I know this question is becoming trite, but what the hell is Friedman talking about?
There will be a lot of trial and error in the months ahead. But this is a hugely important horizontal dialogue because if Iraqis can't forge a social contract, it would suggest that no other Arab country can - since virtually all of them are similar mixtures of tribes, ethnicities and religions. That would mean that they can be ruled only by iron-fisted kings or dictators, with all the negatives that flow from that.
Excuse me? First of all, George W. Bush has repeatedly stated that he disagrees with folks who think the brown people can't have democracies, and you are not going to question the single thing that unites us.

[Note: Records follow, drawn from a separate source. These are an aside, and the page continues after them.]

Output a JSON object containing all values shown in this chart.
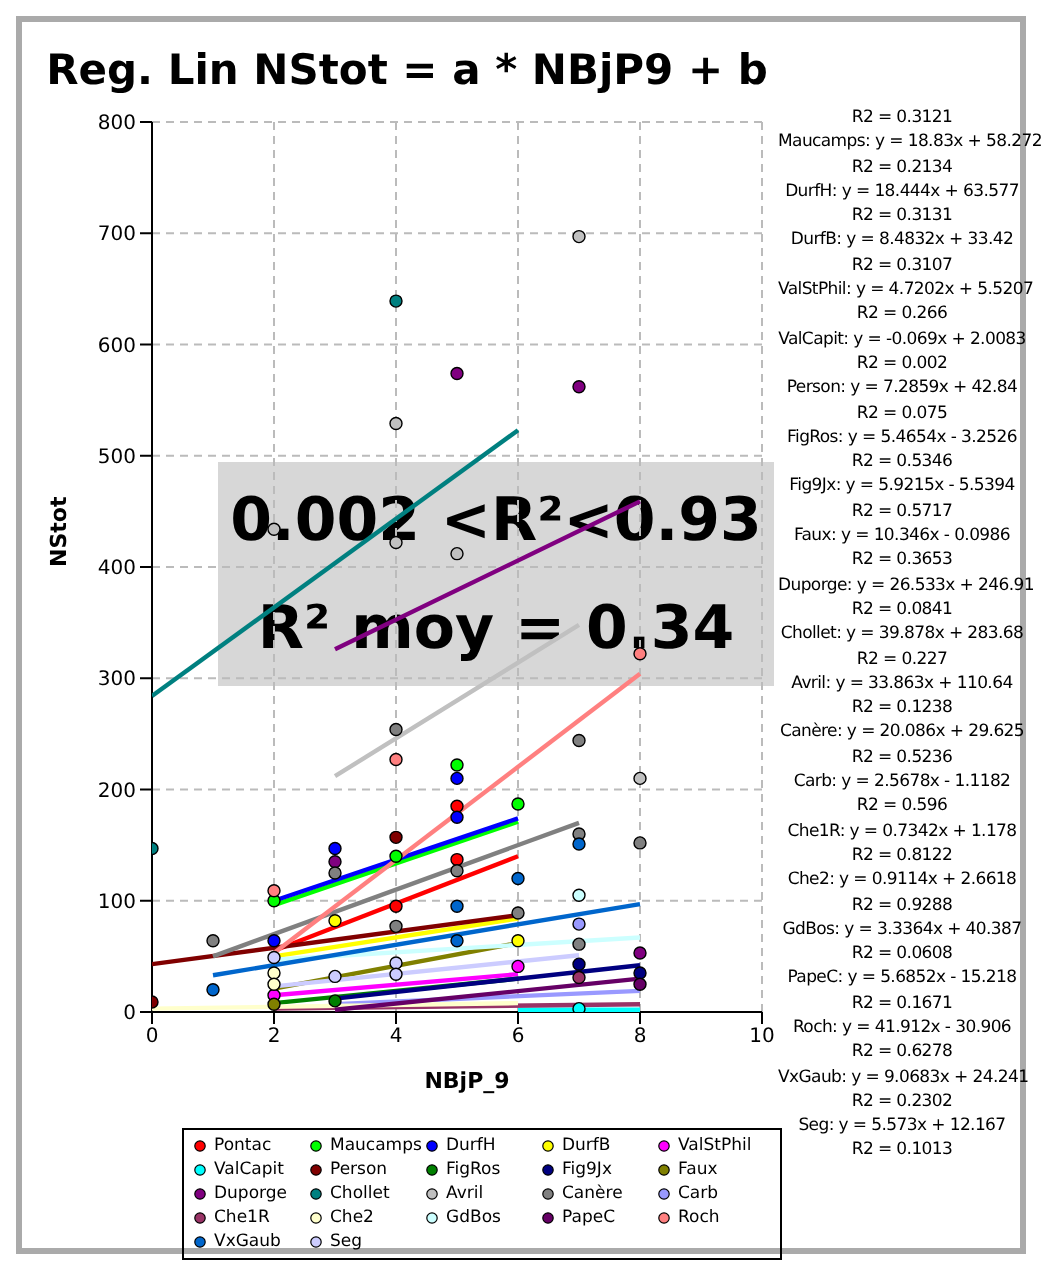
{
  "chart_data": {
    "type": "scatter",
    "title": "Reg. Lin NStot = a * NBjP9 + b",
    "xlabel": "NBjP_9",
    "ylabel": "NStot",
    "xlim": [
      0,
      10
    ],
    "xticks": [
      0,
      2,
      4,
      6,
      8,
      10
    ],
    "ylim": [
      0,
      800
    ],
    "yticks": [
      0,
      100,
      200,
      300,
      400,
      500,
      600,
      700,
      800
    ],
    "grid": true,
    "legend": "bottom",
    "marker": "circle",
    "annotations": [
      "0.002 <R²<0.93",
      "R² moy = 0.34",
      "R2 = 0.3121",
      "Maucamps: y = 18.83x + 58.272",
      "R2 = 0.2134",
      "DurfH: y = 18.444x + 63.577",
      "R2 = 0.3131",
      "DurfB: y = 8.4832x + 33.42",
      "R2 = 0.3107",
      "ValStPhil: y = 4.7202x + 5.5207",
      "R2 = 0.266",
      "ValCapit: y = -0.069x + 2.0083",
      "R2 = 0.002",
      "Person: y = 7.2859x + 42.84",
      "R2 = 0.075",
      "FigRos: y = 5.4654x - 3.2526",
      "R2 = 0.5346",
      "Fig9Jx: y = 5.9215x - 5.5394",
      "R2 = 0.5717",
      "Faux: y = 10.346x - 0.0986",
      "R2 = 0.3653",
      "Duporge: y = 26.533x + 246.91",
      "R2 = 0.0841",
      "Chollet: y = 39.878x + 283.68",
      "R2 = 0.227",
      "Avril: y = 33.863x + 110.64",
      "R2 = 0.1238",
      "Canère: y = 20.086x + 29.625",
      "R2 = 0.5236",
      "Carb: y = 2.5678x - 1.1182",
      "R2 = 0.596",
      "Che1R: y = 0.7342x + 1.178",
      "R2 = 0.8122",
      "Che2: y = 0.9114x + 2.6618",
      "R2 = 0.9288",
      "GdBos: y = 3.3364x + 40.387",
      "R2 = 0.0608",
      "PapeC: y = 5.6852x - 15.218",
      "R2 = 0.1671",
      "Roch: y = 41.912x - 30.906",
      "R2 = 0.6278",
      "VxGaub: y = 9.0683x + 24.241",
      "R2 = 0.2302",
      "Seg: y = 5.573x + 12.167",
      "R2 = 0.1013"
    ],
    "series": [
      {
        "type": "line",
        "marker": "none",
        "color": "#ff0000",
        "x": [
          2,
          6
        ],
        "values": [
          55,
          140
        ]
      },
      {
        "type": "line",
        "marker": "none",
        "color": "#00ff00",
        "x": [
          2,
          6
        ],
        "values": [
          96,
          171
        ]
      },
      {
        "type": "line",
        "marker": "none",
        "color": "#0000ff",
        "x": [
          2,
          6
        ],
        "values": [
          100,
          174
        ]
      },
      {
        "type": "line",
        "marker": "none",
        "color": "#ffff00",
        "x": [
          2,
          6
        ],
        "values": [
          50,
          84
        ]
      },
      {
        "type": "line",
        "marker": "none",
        "color": "#ff00ff",
        "x": [
          2,
          6
        ],
        "values": [
          15,
          34
        ]
      },
      {
        "type": "line",
        "marker": "none",
        "color": "#00ffff",
        "x": [
          6,
          8
        ],
        "values": [
          2,
          2
        ]
      },
      {
        "type": "line",
        "marker": "none",
        "color": "#800000",
        "x": [
          0,
          6
        ],
        "values": [
          43,
          87
        ]
      },
      {
        "type": "line",
        "marker": "none",
        "color": "#008000",
        "x": [
          2,
          6
        ],
        "values": [
          8,
          30
        ]
      },
      {
        "type": "line",
        "marker": "none",
        "color": "#000080",
        "x": [
          3,
          8
        ],
        "values": [
          12,
          42
        ]
      },
      {
        "type": "line",
        "marker": "none",
        "color": "#808000",
        "x": [
          2,
          6
        ],
        "values": [
          21,
          62
        ]
      },
      {
        "type": "line",
        "marker": "none",
        "color": "#800080",
        "x": [
          3,
          8
        ],
        "values": [
          326,
          459
        ]
      },
      {
        "type": "line",
        "marker": "none",
        "color": "#008080",
        "x": [
          0,
          6
        ],
        "values": [
          284,
          523
        ]
      },
      {
        "type": "line",
        "marker": "none",
        "color": "#c0c0c0",
        "x": [
          3,
          7
        ],
        "values": [
          212,
          348
        ]
      },
      {
        "type": "line",
        "marker": "none",
        "color": "#808080",
        "x": [
          1,
          7
        ],
        "values": [
          50,
          170
        ]
      },
      {
        "type": "line",
        "marker": "none",
        "color": "#9999ff",
        "x": [
          3,
          8
        ],
        "values": [
          7,
          19
        ]
      },
      {
        "type": "line",
        "marker": "none",
        "color": "#993366",
        "x": [
          2,
          8
        ],
        "values": [
          3,
          7
        ]
      },
      {
        "type": "line",
        "marker": "none",
        "color": "#ffffcc",
        "x": [
          0,
          6
        ],
        "values": [
          3,
          8
        ]
      },
      {
        "type": "line",
        "marker": "none",
        "color": "#ccffff",
        "x": [
          2,
          8
        ],
        "values": [
          47,
          67
        ]
      },
      {
        "type": "line",
        "marker": "none",
        "color": "#660066",
        "x": [
          3,
          8
        ],
        "values": [
          2,
          30
        ]
      },
      {
        "type": "line",
        "marker": "none",
        "color": "#ff8080",
        "x": [
          2,
          8
        ],
        "values": [
          53,
          304
        ]
      },
      {
        "type": "line",
        "marker": "none",
        "color": "#0066cc",
        "x": [
          1,
          8
        ],
        "values": [
          33,
          97
        ]
      },
      {
        "type": "line",
        "marker": "none",
        "color": "#ccccff",
        "x": [
          2,
          7
        ],
        "values": [
          23,
          51
        ]
      },
      {
        "name": "Pontac",
        "color": "#ff0000",
        "x": [
          5,
          5,
          4
        ],
        "values": [
          185,
          137,
          95
        ]
      },
      {
        "name": "Maucamps",
        "color": "#00ff00",
        "x": [
          2,
          4,
          5,
          6
        ],
        "values": [
          100,
          140,
          222,
          187
        ]
      },
      {
        "name": "DurfH",
        "color": "#0000ff",
        "x": [
          3,
          5,
          5,
          2
        ],
        "values": [
          147,
          210,
          175,
          64
        ]
      },
      {
        "name": "DurfB",
        "color": "#ffff00",
        "x": [
          3,
          6
        ],
        "values": [
          82,
          64
        ]
      },
      {
        "name": "ValStPhil",
        "color": "#ff00ff",
        "x": [
          6,
          2
        ],
        "values": [
          41,
          15
        ]
      },
      {
        "name": "ValCapit",
        "color": "#00ffff",
        "x": [
          7
        ],
        "values": [
          3
        ]
      },
      {
        "name": "Person",
        "color": "#800000",
        "x": [
          0,
          4
        ],
        "values": [
          9,
          157
        ]
      },
      {
        "name": "FigRos",
        "color": "#008000",
        "x": [
          3
        ],
        "values": [
          10
        ]
      },
      {
        "name": "Fig9Jx",
        "color": "#000080",
        "x": [
          7,
          8
        ],
        "values": [
          43,
          35
        ]
      },
      {
        "name": "Faux",
        "color": "#808000",
        "x": [
          2
        ],
        "values": [
          7
        ]
      },
      {
        "name": "Duporge",
        "color": "#800080",
        "x": [
          5,
          7,
          3,
          8
        ],
        "values": [
          574,
          562,
          135,
          53
        ]
      },
      {
        "name": "Chollet",
        "color": "#008080",
        "x": [
          4,
          0
        ],
        "values": [
          639,
          147
        ]
      },
      {
        "name": "Avril",
        "color": "#c0c0c0",
        "x": [
          7,
          4,
          2,
          4,
          5,
          8
        ],
        "values": [
          697,
          529,
          434,
          422,
          412,
          210
        ]
      },
      {
        "name": "Canère",
        "color": "#808080",
        "x": [
          1,
          3,
          4,
          4,
          5,
          6,
          7,
          7,
          7,
          8
        ],
        "values": [
          64,
          125,
          254,
          77,
          127,
          89,
          244,
          160,
          61,
          152
        ]
      },
      {
        "name": "Carb",
        "color": "#9999ff",
        "x": [
          7
        ],
        "values": [
          79
        ]
      },
      {
        "name": "Che1R",
        "color": "#993366",
        "x": [
          7
        ],
        "values": [
          31
        ]
      },
      {
        "name": "Che2",
        "color": "#ffffcc",
        "x": [
          2,
          2
        ],
        "values": [
          35,
          25
        ]
      },
      {
        "name": "GdBos",
        "color": "#ccffff",
        "x": [
          7
        ],
        "values": [
          105
        ]
      },
      {
        "name": "PapeC",
        "color": "#660066",
        "x": [
          8
        ],
        "values": [
          25
        ]
      },
      {
        "name": "Roch",
        "color": "#ff8080",
        "x": [
          2,
          4,
          8
        ],
        "values": [
          109,
          227,
          322
        ]
      },
      {
        "name": "VxGaub",
        "color": "#0066cc",
        "x": [
          1,
          5,
          5,
          6,
          7
        ],
        "values": [
          20,
          95,
          64,
          120,
          151
        ]
      },
      {
        "name": "Seg",
        "color": "#ccccff",
        "x": [
          2,
          3,
          4,
          4
        ],
        "values": [
          49,
          32,
          44,
          34
        ]
      }
    ]
  }
}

But more to the point, if the Iraqi attempt at reform falls through, that'll mean nothing more than that they didn't succeed. Maybe the killing factor wasn't color, but American occupation and the divisions we caused. Maybe it was Saddam's legacy. Maybe it was corruption in Kurdistan. Maybe it was -- gasp! -- multicausal and not necessarily pregnant with meaning for future generations.
Stable, democratic states are weird things that no one's quite been able to blueprint. They don't always work where we think they will, they don't always fail when they should, and we're not quite sure how to move them from one column to the other. Suggesting that their success may be intrinsic to the ethnicities of the groups involved is absurd and, truly, the first time I've ever seen anyone erect the straw man Bush knocked down. Many of us mocked him when he said that, turns out we were wrong. It was a preemptive strike on Tom Friedman.